Wednesday, September 1, 2010

A meal at Podere Terreno in the Chianti

“The best compliment I ever got,” said Roberto Melosi, passing around the homemade lasagne and Chianina steaks from his seat at the head of the communal dinner table. “Was when I asked some American guests whether it was a bother to keep driving back and forth to Florence every day.”

He paused to top off the glasses around him with more of his farm’s peppery but light Chianti Classico

“The Americans said ‘No, because when we drive back at the end of the day, it’s not like we’re taking an hour to reach our hotel. It’s like we’re driving home.’” Roberto chuckled. “And then they asked if they could stay two weeks next year.”

An elderly German gentleman, sitting at the other end of the table near Roberto’s Paris-born wife, Marie-Sylvie Haniez, nodded gravely. He had been returning to the agriturismo Podere Terreno every summer for twenty years and was in the midst of a record-setting stay: 35 days straight.

Across from him was a quartet of Italian restaurateurs from the Riviera town of Camogli, spending their three days off at Podere Terreno to sample Sylvie and Roberto’s legendary three-hour meals.
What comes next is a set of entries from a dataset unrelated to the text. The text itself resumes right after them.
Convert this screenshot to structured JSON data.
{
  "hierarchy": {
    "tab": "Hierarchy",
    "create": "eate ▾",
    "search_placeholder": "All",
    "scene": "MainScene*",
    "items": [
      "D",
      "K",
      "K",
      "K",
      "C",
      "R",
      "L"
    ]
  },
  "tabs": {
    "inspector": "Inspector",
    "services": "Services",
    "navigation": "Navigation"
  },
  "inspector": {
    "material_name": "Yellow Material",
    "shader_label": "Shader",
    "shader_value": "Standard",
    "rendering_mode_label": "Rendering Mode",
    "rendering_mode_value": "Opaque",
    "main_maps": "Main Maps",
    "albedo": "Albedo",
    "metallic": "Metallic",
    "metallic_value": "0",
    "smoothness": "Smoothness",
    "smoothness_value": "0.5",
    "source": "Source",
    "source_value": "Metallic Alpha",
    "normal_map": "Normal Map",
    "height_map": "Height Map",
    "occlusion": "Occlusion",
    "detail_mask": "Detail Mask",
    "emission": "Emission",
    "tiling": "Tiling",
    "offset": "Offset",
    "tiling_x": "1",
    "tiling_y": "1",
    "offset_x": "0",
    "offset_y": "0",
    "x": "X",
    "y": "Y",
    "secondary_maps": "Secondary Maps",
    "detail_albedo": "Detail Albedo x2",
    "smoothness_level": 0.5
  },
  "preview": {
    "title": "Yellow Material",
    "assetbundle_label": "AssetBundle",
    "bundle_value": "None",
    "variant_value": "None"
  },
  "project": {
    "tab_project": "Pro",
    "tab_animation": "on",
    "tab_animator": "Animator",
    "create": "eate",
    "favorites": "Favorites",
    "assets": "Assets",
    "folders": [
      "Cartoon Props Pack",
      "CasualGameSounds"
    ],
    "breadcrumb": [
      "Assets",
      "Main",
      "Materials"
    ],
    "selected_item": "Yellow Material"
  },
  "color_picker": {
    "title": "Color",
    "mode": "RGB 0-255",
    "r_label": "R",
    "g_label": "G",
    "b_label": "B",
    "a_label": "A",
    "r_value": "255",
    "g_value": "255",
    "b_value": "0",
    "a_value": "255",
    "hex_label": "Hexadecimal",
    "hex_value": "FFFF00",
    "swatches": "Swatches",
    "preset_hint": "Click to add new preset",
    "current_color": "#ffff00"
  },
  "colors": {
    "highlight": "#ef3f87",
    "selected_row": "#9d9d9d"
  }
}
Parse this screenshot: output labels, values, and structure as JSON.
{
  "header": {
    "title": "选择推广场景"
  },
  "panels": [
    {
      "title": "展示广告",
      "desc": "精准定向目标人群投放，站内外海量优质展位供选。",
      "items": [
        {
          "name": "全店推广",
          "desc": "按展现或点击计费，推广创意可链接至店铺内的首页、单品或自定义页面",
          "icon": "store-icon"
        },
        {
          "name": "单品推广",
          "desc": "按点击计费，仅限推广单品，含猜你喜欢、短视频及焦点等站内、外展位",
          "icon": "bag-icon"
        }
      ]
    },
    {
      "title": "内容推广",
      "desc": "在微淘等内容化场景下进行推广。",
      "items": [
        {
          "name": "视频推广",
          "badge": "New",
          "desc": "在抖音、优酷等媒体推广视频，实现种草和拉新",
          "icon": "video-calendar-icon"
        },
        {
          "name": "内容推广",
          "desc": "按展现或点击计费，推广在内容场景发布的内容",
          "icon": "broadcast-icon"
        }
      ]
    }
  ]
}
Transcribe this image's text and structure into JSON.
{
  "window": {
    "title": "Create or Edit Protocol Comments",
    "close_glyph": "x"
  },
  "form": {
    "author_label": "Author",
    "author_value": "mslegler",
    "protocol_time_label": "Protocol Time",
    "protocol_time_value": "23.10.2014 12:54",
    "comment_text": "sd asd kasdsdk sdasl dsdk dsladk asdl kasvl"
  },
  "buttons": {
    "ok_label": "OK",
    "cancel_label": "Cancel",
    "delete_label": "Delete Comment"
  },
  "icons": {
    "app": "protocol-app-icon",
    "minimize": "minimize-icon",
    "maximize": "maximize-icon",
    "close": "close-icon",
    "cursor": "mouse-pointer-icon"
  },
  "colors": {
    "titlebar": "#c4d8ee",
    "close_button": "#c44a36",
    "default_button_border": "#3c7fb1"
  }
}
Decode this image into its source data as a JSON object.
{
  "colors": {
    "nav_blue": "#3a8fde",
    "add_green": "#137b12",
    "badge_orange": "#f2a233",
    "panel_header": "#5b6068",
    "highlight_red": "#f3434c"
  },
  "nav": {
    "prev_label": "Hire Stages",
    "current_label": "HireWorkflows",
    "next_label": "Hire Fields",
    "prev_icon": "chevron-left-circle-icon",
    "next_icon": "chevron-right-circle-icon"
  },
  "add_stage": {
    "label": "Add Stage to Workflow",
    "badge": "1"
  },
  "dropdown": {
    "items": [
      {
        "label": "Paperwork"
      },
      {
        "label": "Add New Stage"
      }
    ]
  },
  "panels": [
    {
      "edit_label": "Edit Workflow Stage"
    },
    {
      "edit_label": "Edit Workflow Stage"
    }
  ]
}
As the conversation shifted easily between languages, a woman from Milan announced that she comes every year because the agriturismo’s organically grown Chianti is the only red wine that doesn’t give her headaches.

Roberto and Sylvie’s adult son Pier Francesco smiled at that—since giving up his dirt bike–racing career to study agriculture and oenology at the University of Florence, he’s been in charge of making the wine.

His running the farm freed up Sylvie to cook the meals, and Roberto—who left a glitzier hotel career at London’s Savoy for the simple pleasure of daily life back home—to tend to the seven guest rooms in this restored sixteenth-century farmhouse.

Each room is a country-comfy hodgepodge of painted metal bedsteads and carved wood vanities set on worn terracotta floors, and each is named for a local Chianti grape—Malvasia, Trebbiano, Vernaccia, and Ciliegiolo are all on the side of the house that gets the best views over the surrounding valleys strung with vines.

In summer, you get the same view at dinner from that long table on the patio. In cooler weather, dinner moves into the common room under thick wood beams dangling copper pots, the stone walls hung with oil paintings, ceramics, and sun icons collected from around the world by Sylvie.

The seven-foot-wide fireplace against the far wall is surrounded by squashy armchairs and a sofa that Sale-e-Pepe (“Salt-and-pepper”), the miniature schnauzer they rescued from the side of the road, is more than happy to share with guests.

Even after 23 years, Roberto and Sylvie aren’t resting on their laurels. Last year they inaugurated a tiny spa with a Jacuzzi and a table for massages upon request, and a wine tasting room for guests in the new cantina.

“There’s another room above the cantina,” said Sylvie. “It’s really for when my parents visit from Provence, but we rent it out anyway.” She smiled.

“We love having as many people as we can over for dinner.”